Highlighted during the Covid-19 pandemic, mRNA had already been studied for several years to fight cancer, and more studies are underway on the topic.
Messenger ribonucleic acid, better known as messenger RNA or mRNA. This term became very popular with the Covid-19 pandemic, because it is the name of the molecule that made it possible to quickly create effective vaccines against this virus, which spread in a matter of weeks on the planet.
But before it was used against SARS-CoV-2, messenger RNA had already been studied for several years and was especially considered as a potential treatment against cancer. The pandemic has had the positive side effect that the laboratories can come forward more quickly with this subject.
The American laboratories Moderna and Merck announced last Wednesday that they had entered into an agreement to jointly develop and market an mRNA vaccine against skin cancer. The heads of BioNTech, for their part, have raised the possibility that an mRNA vaccine against cancer will be available “before 2030”.

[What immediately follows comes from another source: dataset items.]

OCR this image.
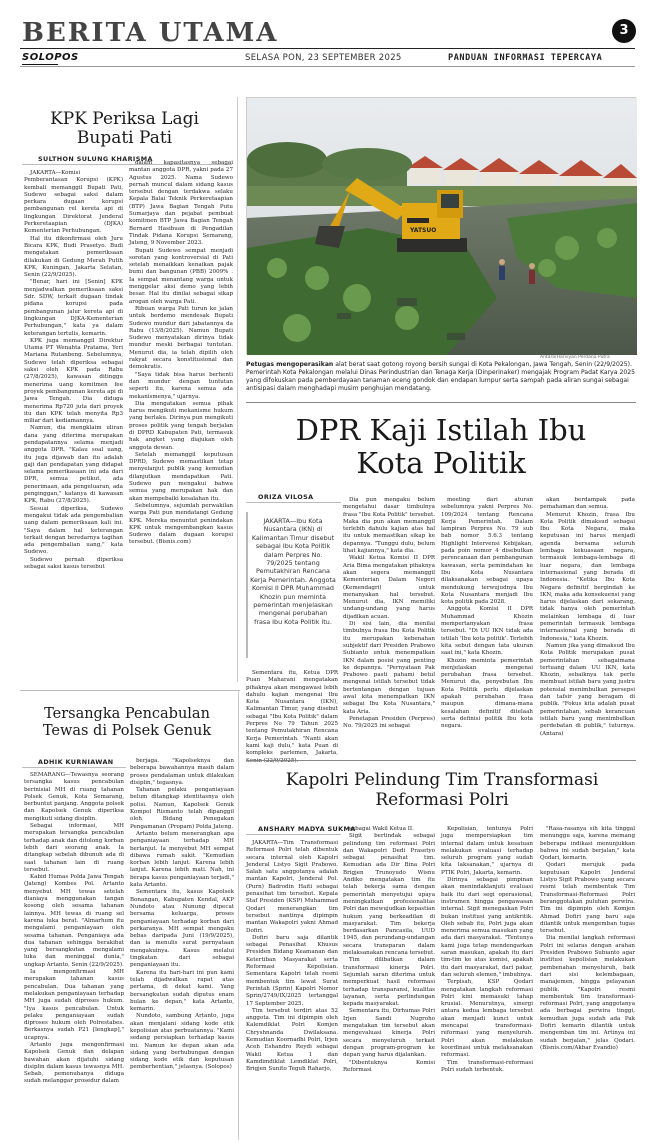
BERITA UTAMA	3
SOLOPOS	SELASA PON, 23 SEPTEMBER 2025	PANDUAN INFORMASI TEPERCAYA
KPK Periksa Lagi Bupati Pati
SULTHON SULUNG KHARISMA

JAKARTA—Komisi Pemberantasan Korupsi (KPK) kembali memanggil Bupati Pati, Sudewo sebagai saksi dalam perkara dugaan korupsi pembangunan rel kereta api di lingkungan Direktorat Jenderal Perkeretaapian (DJKA) Kementerian Perhubungan.

Hal itu dikonfirmasi oleh Juru Bicara KPK, Budi Prasetyo. Budi mengatakan pemeriksaan dilakukan di Gedung Merah Putih KPK, Kuningan, Jakarta Selatan, Senin (22/9/2025).

"Benar, hari ini [Senin] KPK menjadwalkan pemeriksaan saksi Sdr. SDW, terkait dugaan tindak pidana korupsi pada pembangunan jalur kereta api di lingkungan DJKA-Kementerian Perhubungan," kata ya dalam keterangan tertulis, kemarin.

KPK juga memanggil Direktur Utama PT Wenahta Pratama, Yeri Mariana Rutanbeng. Sebelumnya, Sudewo telah diperiksa sebagai saksi oleh KPK pada Rabu (27/8/2025), kawasan ditinggu menerima uang komitmen fee proyek pembangunan kereta api di Jawa Tengah. Dia diduga menerima Rp720 juta dari proyek itu dan KPK telah menyita Rp3 miliar dari kediamannya.

Namun, dia mengklaim uliran dana yang diterima merupakan pendapatannya selama menjadi anggota DPR. "Kalau soal uang, itu juga dijawab dan itu adalah gaji dan pendapatan yang didapat selama pemerikasaan ini ada dari DPR, semua petikut, ada penerimaan, ada pengeluaran, ada penginggan," katanya di kawasan KPK, Rabu (27/8/2025).

Sesuai diperiksa, Sudewo mengakui tidak ada pengembalian uang dalam pemeriksaan kali ini. "Saya dalam hal keterangan terkait dengan beredarnya tagihan ada pengembalian uang," kata Sudewo.

Sudewo pernah diperiksa sebagai saksi kasus tersebut

dalam kapasitasnya sebagai mantan anggota DPR, yakni pada 27 Agustus 2025. Nama Sudewo pernah muncul dalam sidang kasus tersebut dengan terdakwa selaku Kepala Balai Teknik Perkeretaapian (BTP) Jawa Bagian Tengah Putu Sumarjaya dan pejabat pembuat komitmen BTP Jawa Bagian Tengah Bernard Hasibuan di Pengadilan Tindak Pidana Korupsi Semarang, Jateng, 9 November 2023.

Bupati Sudewo sempat menjadi sorotan yang kontroversial di Pati setelah menaikkan kenaikan pajak bumi dan bangunan (PBB) 2009% . Ia sempat menantang warga untuk menggelar aksi demo yang lebih besar. Hal itu dinilai sebagai sikap arogan oleh warga Pati.

Ribuan warga Pati turun ke jalan untuk berdemo mendesak Bupati Sudewo mundur dari jabatannya da Rabu (13/8/2025). Namun Bupati Sudewo menyatakan dirinya tidak mundur meski berbagai tuntutan. Menurut dia, ia telah dipilih oleh rakyat secara konstitusional dan demokratis.

"Saya tidak bisa harus berhenti dan mundur dengan tuntutan seperti itu, karena semua ada mekanismenya," ujarnya.

Dia mengatakan semua pihak harus mengikuti mekanisme hukum yang berlaku. Dirinya pun mengikuti proses politik yang tengah berjalan di DPRD Kabupaten Pati, termasuk hak angket yang diajukan oleh anggota dewan.

Setelah memanggil keputusan DPRD, Sudewo memastikan tetap menyelanjut publik yang kemudian dilanjutkan mendapatkan Pati. Sudewo pun mengakui bahwa semua yang merupakan hak dan akan mempebaiki kesalahan itu.

Sebelumnya, sejumlah perwakilan warga Pati pun mendatangi Gedung KPK. Mereka menuntut penindakan KPK untuk mengembangkan kasus Sudewo dalam dugaan korupsi tersebut. (Bisnis.com)

YATSUO
Antara/Harviyan Perdana Putra
Petugas mengoperasikan alat berat saat gotong royong bersih sungai di Kota Pekalongan, Jawa Tengah, Senin (22/9/2025). Pemerintah Kota Pekalongan melalui Dinas Perindustrian dan Tenaga Kerja (Dinperinaker) mengajak Program Padat Karya 2025 yang difokuskan pada pemberdayaan tanaman eceng gondok dan endapan lumpur serta sampah pada aliran sungai sebagai antisipasi dalam menghadapi musim penghujan mendatang.
DPR Kaji Istilah Ibu Kota Politik
ORIZA VILOSA
JAKARTA—Ibu Kota Nusantara (IKN) di Kalimantan Timur disebut sebagai Ibu Kota Politik dalam Perpres No. 79/2025 tentang Pemutakhiran Rencana Kerja Pemerintah. Anggota Komisi II DPR Muhammad Khozin pun meminta pemerintah menjelaskan mengenai perubahan frasa Ibu Kota Politik itu.

Sementara itu, Ketua DPR Puan Maharani mengatakan pihaknya akan mengawasi lebih dahulu kajian mengenai Ibu Kota Nusantara (IKN), Kalimantan Timur, yang disebut sebagai "Ibu Kota Politik" dalam Perpres No 79 Tahun 2025 tentang Pemutakhiran Rencana Kerja Pemerintah. "Nanti akan kami kaji dulu," kata Puan di kompleks parlemen, Jakarta,

Dia pun mengaku belum mengetahui dasar timbulnya frasa "Ibu Kota Politik" tersebut. Maka dia pun akan memanggil terlebih dahulu kajian atas hal itu untuk memastikan sikap ke depannya. "Tunggu dulu, belum lihat kajiannya," kata dia.

Wakil Ketua Komisi II DPR Aria Bima mengatakan pihaknya akan segera memanggil Kementerian Dalam Negeri (Kemendagri) untuk menanyakan hal tersebut. Menurut dia, IKN memiliki undang-undang yang harus dijadikan acuan.

Di sisi lain, dia menilai timbulnya frasa Ibu Kota Politik itu merupakan kebenahan subjektif dari Presiden Prabowo Subianto untuk menempatkan IKN dalam posisi yang penting ke depannya. "Pernyataan Pak Prabowo pasti pahami betul mengenai istilah tersebut tidak bertentangan dengan tujuan awal kita menempatkan IKN sebagai Ibu Kota Nusantara," kata Aria.

Penetapan Presiden (Perpres) No. 79/2025 ini sebagai

meeting dari aturan sebelumnya yakni Perpres No. 109/2024 tentang Rencana Kerja Pemerintah. Dalam lampiran Perpres No. 79 sub bab nomor 5.6.3 tentang Highlight Intervensi Kebijakan, pada poin nomor 4 disebutkan perencanaan dan pembangunan kawasan, serta pemindahan ke Ibu Kota Nusantara dilaksanakan sebagai upaya mendukung terwujudnya Ibu Kota Nusantara menjadi Ibu kota politik pada 2028.

Anggota Komisi II DPR Muhammad Khozin mempertanyakan frasa tersebut. "Di UU IKN tidak ada istilah 'Ibu kota politik'. Terlebih kita sebut dengan tata ukuran saat ini," kata Khozin.

Khozin meminta pemerintah menjelaskan mengenai perubahan frasa tersebut. Menurut dia, penyebutan Ibu Kota Politik perlu dijelaskan apakah perubahan frasa maupun dimana-mana kesalahan definitif ditelaah serta definisi politik Ibu kota negara.

akan berdampak pada pemahaman dan semua.

Menurut Khozin, frasa Ibu Kota Politik dimaksud sebagai Ibu Kota Negara, maka keputusan ini harus menjadi agenda bersama seluruh lembaga kekuasaan negara, termasuk lembaga-lembaga di luar negara, dan lembaga internasional yang berada di Indonesia. "Ketika Ibu Kota Negara definitif bergindah ke IKN, maka ada konsekuensi yang harus dijelaskan dari sekarang, tidak hanya oleh pemerintah melainkan lembaga di luar pemerintah termasuk lembaga internasional yang berada di Indonesia," kata Khozin.

Namun jika yang dimaksud Ibu Kota Politik merupakan pusat pemerintahan sebagaimana tertuang dalam UU IKN, kata Khozin, sebaiknya tak perlu membuat istilah baru yang justru potensial menimbulkan persepsi dan tafsir yang beragam di publik. "Fokus kita adalah pusat pemerintahan, sebab kerancuan istilah baru yang menimbulkan perdebatan di publik," tuturnya. (Antara)

Tersangka Pencabulan Tewas di Polsek Genuk
ADHIK KURNIAWAN

SEMARANG—Tewasnya seorang tersangka kasus pencabulan berinisial MH di ruang tahanan Polsek Genuk, Kota Semarang, berbuntut panjang. Anggota polsek dan Kapolsek Genuk diperiksa mengikuti sidang disiplin.

Sebagai informasi, MH merupakan tersangka pencabulan terhadap anak dan ditolong korban lebih dari seorang anak. Ia ditangkap sebelah dibunuh ada di saat tahanan lain di ruang tersebut.

Kabid Humas Polda Jawa Tengah (Jateng) Kombes Pol. Artanto menyebut MH tewas setelah dianiaya menggunakan tangan kosong oleh sesama tahanan lainnya. MH tewas di ruang sel karena luka berat. "Almarhum itu mengalami penganiayaan oleh sesama tahanan. Penganiaya ada dua tahanan sehingga berakibat yang bersangkutan mengalami luka dan meninggal dunia," ungkap Artanto, Senin (22/9/2025).

Ia mengonfirmasi MH merupakan tahanan kasus pencabulan. Dua tahanan yang melakukan penganiayaan terhadap MH juga sudah diproses hukum. "Iya kasus pencabulan. Untuk pelaku penganiayaan sudah diproses hukum oleh Polrestabes. Berkasnya sudah P21 [lengkap]," ucapnya.

Artanto juga mengonfirmasi Kapolsek Genuk dan delapan bawahan akan dijatuhi sidang disiplin dalam kasus tewasnya MH. Sebab, pemenuhanya diduga sudah melanggar prosedur dalam

berjaga. "Kapolseknya dan beberapa bawahannya masih dalam proses pendalaman untuk dilakukan disiplin," tegasnya.

Tahanan pelaku penganiayaan belum ditangkap identitasnya oleh polisi. Namun, Kapolsek Genuk Kompol Rismanto telah dipanggil oleh Bidang Penegakan Pengamanan (Propam) Polda Jateng.

Artanto belum menerangkan apa penganiayaan terhadap MH berlanjut. Ia menyebut MH sempat dibawa rumah sakit. "Kemudian korban lebih lanjut. Karena lebih lanjut. Karena lebih mati. Nah, ini berapa kasus penganiayaan terjadi," kata Artanto.

Sementara itu, kasus Kapolsek Bonangan, Kabupaten Kendal, AKP Nundoto atau Nunung dipecat bersama keluarga, proses penganiayaan terhadap korban dari perkaranya. MH sempat mengaku bebas daripada Juni (19/9/2025), dan ia menulis surat pernyataan mengakuinya. Kasus melalui tingkatan dari sebagai penganiayaan itu.

Karena itu hari-hari ini pun kami telah dijadwalkan rapat atas pertama, di dekat kami. Yang bersangkutan sudah diputus enam bulan ke depan," kata Artanto, kemarin.

Nundoto, sambung Artanto, juga akan menjalani sidang kode etik kepolisian atas perbuatannya. "Kami sedang persiapkan terhadap kasus ini. Namun ke depan akan ada sidang yang berhubungan dengan sidang kode etik dan keputusan pemberhentian," jelasnya. (Solopos)

Kapolri Pelindung Tim Transformasi Reformasi Polri
ANSHARY MADYA SUKMA

JAKARTA—Tim Transformasi Reformasi Polri telah dibentuk secara internal oleh Kapolri Jenderal Listyo Sigit Prabowo. Salah satu anggotanya adalah mantan Kapolri, Jenderal Pol. (Purn) Badrodin Haiti sebagai penasihat tim tersebut. Kepala Staf Presiden (KSP) Muhammad Qodari menerangkan tim tersebut nantinya dipimpin mantan Wakapolri yakni Ahmad Dofiri.

Dofiri baru saja dilantik sebagai Penasihat Khusus Presiden Bidang Keamanan dan Ketertiban Masyarakat serta Reformasi Kepolisian. Sementara Kapolri telah resmi membentuk tim lewat Surat Perintah (Sprin) Kapolri Nomor Sprin/2749/IX/2025 tertanggal 17 September 2025.

Tim tersebut terdiri atas 52 anggota. Tim ini dipimpin oleh Kalemdiklat Polri Komjen Chryshnanda Dwilaksana. Kemudian Koornadhi Polri, Irjen Aceh Eshandro Reydi sebagai Wakil Ketua 1 dan Kamdimdiklat Lemdiklat Polri, Brigjen Sunito Teguh Raharjo,

sebagai Wakil Ketua II.

Sigit bertindak sebagai pelindung tim reformasi Polri dan Wakapolri Dedi Prasetyo sebagai penasihat tim. Kemudian ada Dir Bina Polri Brigjen Trunoyudo Wisnu Andiko mengatakan tim itu telah bekerja sama dengan pemerintah menyetujui upaya meningkatkan profesionalitas Polri dan mewujudkan kepastian hukum yang berkeadilan di masyarakat. Tim bekerja berdasarkan Pancasila, UUD 1945, dan perundang-undangan secara transparan dalam melaksanakan rencana tersebut.

Tim dilibatkan dalam transformasi kinerja Polri. Sejumlah saran diterima untuk memperkuat hasil reformasi terhadap transparansi, kualitas layanan, serta perlindungan kepada masyarakat.

Sementara itu, Dirhumas Polri Irjen Sandi Nugroho mengatakan tim tersebut akan mengevaluasi kinerja Polri secara menyeluruh terkait dengan program-program ke depan yang harus dijalankan.

"Dibentuknya Komisi Reformasi

Kepolisian, tentunya Polri juga mempersiapkan tim internal dalam untuk kesatuan melakukan evaluasi terhadap seluruh program yang sudah kita laksanakan," ujarnya di PTIK Polri, Jakarta, kemarin.

Dirinya sebagai pimpinan akan menindaklanjuti evaluasi baik itu dari segi operasional, instrumen hingga pengawasan internal. Sigit menegaskan Polri bukan institusi yang antikritik. Oleh sebab itu, Polri juga akan menerima semua masukan yang ada dari masyarakat. "Tentunya kami juga tetap mendengarkan saran masukan, apakah itu dari tim-tim ke atas komisi, apakah itu dari masyarakat, dari pakar, dan seluruh elemen," imbuhnya.

Terpisah, KSP Qodari mengatakan langkah reformasi Polri kini memasuki tahap krusial. Menurutnya, sinergi antara kedua lembaga tersebut akan menjadi kunci untuk mencapai transformasi-reformasi yang menyeluruh. Polri akan melakukan koordinasi untuk melaksanakan reformasi.

Tim transformasi-reformasi Polri sudah terbentuk.

"Rasa-rasanya sih kita tinggal menunggu saja, karena memang beberapa indikasi menunjukkan bahwa ini sudah berjalan," kata Qodari, kemarin.

Qodari merujuk pada keputusan Kapolri Jenderal Listyo Sigit Prabowo yang secara resmi telah membentuk Tim Transformasi-Reformasi Polri beranggotakan puluhan perwira. Tim ini dipimpin oleh Komjen Ahmad Dofiri yang baru saja dilantik untuk mengemban tugas tersebut.

Dia menilai langkah reformasi Polri ini selaras dengan arahan Presiden Prabowo Subianto agar institusi kepolisian melakukan pembenahan menyeluruh, baik dari sisi kelembagaan, manajemen, hingga pelayanan publik. "Kapolri resmi membentuk tim transformasi-reformasi Polri, yang anggotanya ada berbagai perwira tinggi, kemudian juga sudah ada Pak Dofiri kemarin dilantik untuk mengemban tim ini. Artinya ini sudah berjalan," jelas Qodari. (Bisnis.com/Akbar Evandio)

What is messenger RNA again?
mRNAs “serve as a pattern during the production of proteins”, explains Inserm. These molecules are produced from our DNA, it is “a photocopy of the side of the genome where the instructions for making a given protein are written”. An mRNA is therefore, in a sense, a blueprint that is transferred to a cell, which will tell it how to produce the protein it needs.
In the context of vaccines against Covid-19, an mRNA encoding the Spike protein was used and injected because it is this protein that allowed the virus to enter our cells.
After the vaccine, with the plan provided by the mRNA, “our cells then produce this protein and ‘present’ it on their surface. The immune system recognizes it as if it were carried by the virus itself and activates the defense mechanisms and memory response”, explains Inserm. The immune system will therefore be able to recognize the virus if the organism is infected in the future.
Same technique as against Covid-19
When we talk about an mRNA vaccine against cancers, we are not only talking about preventive techniques, as is the case with Covid-19, but also about curative methods: it is not a matter of preparing the system for a potential infection, the disease is already there, and it must be fought.
But mRNA remains used according to the same principle: “to ensure that representative samples of cancer cells are exposed to immune cells”, explains the ARC Foundation for cancer research.
“We take cells from the tumor and we will study the sequences, that is the identity map of these tumors”, explains Alain Ducardonnet, cardiologist and health consultant for BFMTV.
“We will then synthesize the mRNA and we will inject it into the body and there we will somehow give the information to the immune cells to specifically attack the images that the mRNA brings. So they will specifically attack the tumor cells .”
Cancer harder to perceive
The whole difficulty with cancer lies in finding the protein that must be reproduced in order to fight the tumor. Viruses are thus “carriers of certain properties which indicate to the immune system that they are enemies”, explains ARTE Mustafa Diken, immunologist.
But “cancer is different because cancer cells come from our own cells, and normally the immune system cannot always identify at first glance that it is an enemy,” he explains.
Indeed, it is necessary “to ensure that this targeting cannot set the immune system against healthy cells that would also express the protein encoded by the vaccine’s mRNAs”, emphasizes the ARC Foundation. The researchers are therefore trying to target “some of the genetic mutations found in cancer cells” which “directly affect the nature of the proteins produced by these cells.”
On the other hand, each cancer acts differently and affected individuals have a different immune response, leading to a need for personalized responses.
mRNA associated with other methods
Several dozen studies are currently underway on the subject, as the pandemic has brought the mRNA method to light and increased the number of funds allocated to it.
“Some RNA drugs under development are designed to directly target the fundamental processes of cancer: proliferation, acquisition of resistance to treatment, formation of metastases, etc.,” explains the League Against Cancer, “others rather aim at the permissive environment that supports the development of cancer and works, for example, by activating the anti-cancer immune response.”
It is still very difficult at the moment to give the release date of a treatment and mRNA, although revolutionary in its approach, is not a miracle answer and may not be enough by itself. Immunotherapies “can therefore naturally be linked to possible vaccine strategies in the long term. They are also already integrated in current vaccination trials against cancers”, writes the Arc Foundation.
In addition to cancer, treatments using mRNA “can allow the personalized management of a wide range of diseases, such as genetic diseases in particular”, explains Palma Rocchi, biologist, director of research at Inserm. “It is a real revolution for tomorrow’s medicine.”